Polistrumentista (chitarra, tastiera, pianoforte, continuum, armonica a bocca), poeta e cantautore, era il 1966, anno fondamentale per gli amanti della musica (i Beatles pubblicavano il successo mondiale Revolver, Santana e Jimi Hendrix formavano i loro gruppi), quando Lewis Allan Reed insieme a John Cale, il chitarrista e bassista Sterling Morrison e la batterista Angus MacLise (sostituita poi da Maureen Tucker), fondò i Velvet Underground, gruppo che divenne un cult del rock americano. La band esordì nel 1967 con l’album di debutto Velvet Underground & Nico, prodotto e finanziato dalla factory del grande artista Andy Warhol che per l’occasione creò la celeberrima copertina con la banana: 11 brani dove predilige il senso della musica come cultura, tre dei quali accompagnati dalla voce suadente della cantante tedesca Nico.
L’anno successivo Nico lasciò i Velvet Underground ma il gruppo proseguì il successo pubblicando altri tre grandi album fino al 1970, anno di rottura tra Lou Reed e la band che fondò.
In quattro anni il gruppo è stato in grado di spaziare dal rock sperimentale, allo psichedelico, al proto-punk.

Comincia, così, la carriera da solista, che dopo un deludente album di debutto chiamato Lou Reed, dà vita, sotto la produzione dell’amico David Bowie, a Transformer, uno degli album più venduti (e probabilmente il più bello) con brani che hanno fatto la storia: da Walk on the Wild Side (canzone che tocca il tema dell’omosessualità, della transessualità e del sesso a pagamento) a Satellite of Love, al commovente Perfect Day (interpretata, successivamente, da numerosi artisti ).

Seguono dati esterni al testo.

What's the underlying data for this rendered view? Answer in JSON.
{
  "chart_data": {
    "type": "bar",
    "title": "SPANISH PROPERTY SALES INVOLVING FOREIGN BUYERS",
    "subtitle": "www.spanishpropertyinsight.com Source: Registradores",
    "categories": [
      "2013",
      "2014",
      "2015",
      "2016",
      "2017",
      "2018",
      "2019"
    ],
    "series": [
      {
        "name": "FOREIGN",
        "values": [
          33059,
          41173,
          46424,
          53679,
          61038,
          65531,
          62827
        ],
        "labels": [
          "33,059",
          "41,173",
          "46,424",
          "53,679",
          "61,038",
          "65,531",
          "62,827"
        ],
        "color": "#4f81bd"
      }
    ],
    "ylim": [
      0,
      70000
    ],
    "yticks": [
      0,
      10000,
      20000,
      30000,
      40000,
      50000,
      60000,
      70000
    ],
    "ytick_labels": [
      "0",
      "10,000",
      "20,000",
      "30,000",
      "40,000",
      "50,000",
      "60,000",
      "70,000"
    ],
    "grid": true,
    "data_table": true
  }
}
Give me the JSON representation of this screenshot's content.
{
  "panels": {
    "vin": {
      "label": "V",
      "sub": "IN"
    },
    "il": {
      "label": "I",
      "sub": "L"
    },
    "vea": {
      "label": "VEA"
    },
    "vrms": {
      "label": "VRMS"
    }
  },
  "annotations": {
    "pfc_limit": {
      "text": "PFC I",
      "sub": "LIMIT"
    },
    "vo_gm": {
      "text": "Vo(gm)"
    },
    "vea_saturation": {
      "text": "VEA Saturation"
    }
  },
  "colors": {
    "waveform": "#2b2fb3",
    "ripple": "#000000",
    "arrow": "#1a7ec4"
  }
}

Nel ’73 arriva il terzo lavoro ed il primo concept album, Berlin, vincitore del premio Edison.
Continua la prolifica produzione musicale con Sally Can’t Dance, Metal Machine Music, Coney Island Baby, Rock ‘n’ Roll Heart, il cantante lascia la casa discografica RCA per la Arista e dà vita a Street Hassle con una straordinaria partecipazione del Bos Bruce Springsteen.
Nel 1990 Reed torna a collaborare con Cale, co-fondatore dei Velvet Underground, e pubblicano Songs for Drella in memoria dello scomparso Andy Warhol.
Inizia la trilogia del dolore (New York e Magic and Loss).
Nel 2003 traduce in musica le opere di E.A. Poe in The Raven con la collaborazione di Ornette Coleman, David Bowie, Willem Dafoe.
Risale al 2011 l’ultima opera, molto criticata dai fans che hanno seguito da sempre con entusiasmo il cantante: si tratta di Lulu, album creato in collaborazione con la band heavy metal Metallica.

Una carriera segnata in parallelo dalla drammaticità della vita vissuta tra esaurimenti nervosi e droga, dalla terribile esperienza dell’elettroshock a cui venne sottoposto da adolescente per curare la tendenza bisessuale.
Ma, allo stesso tempo, una vita di grande sensibilità, accompagnata dalla spudorata passione per il rock, il jazz e rhythm and blues, la letteratura. dell’autore di grandi capolavori. Ricordiamo: Heroin, Vicious, Femme Fatale, Street Hassle, Sweet Jane, Satellite of Love, Sunday Morning.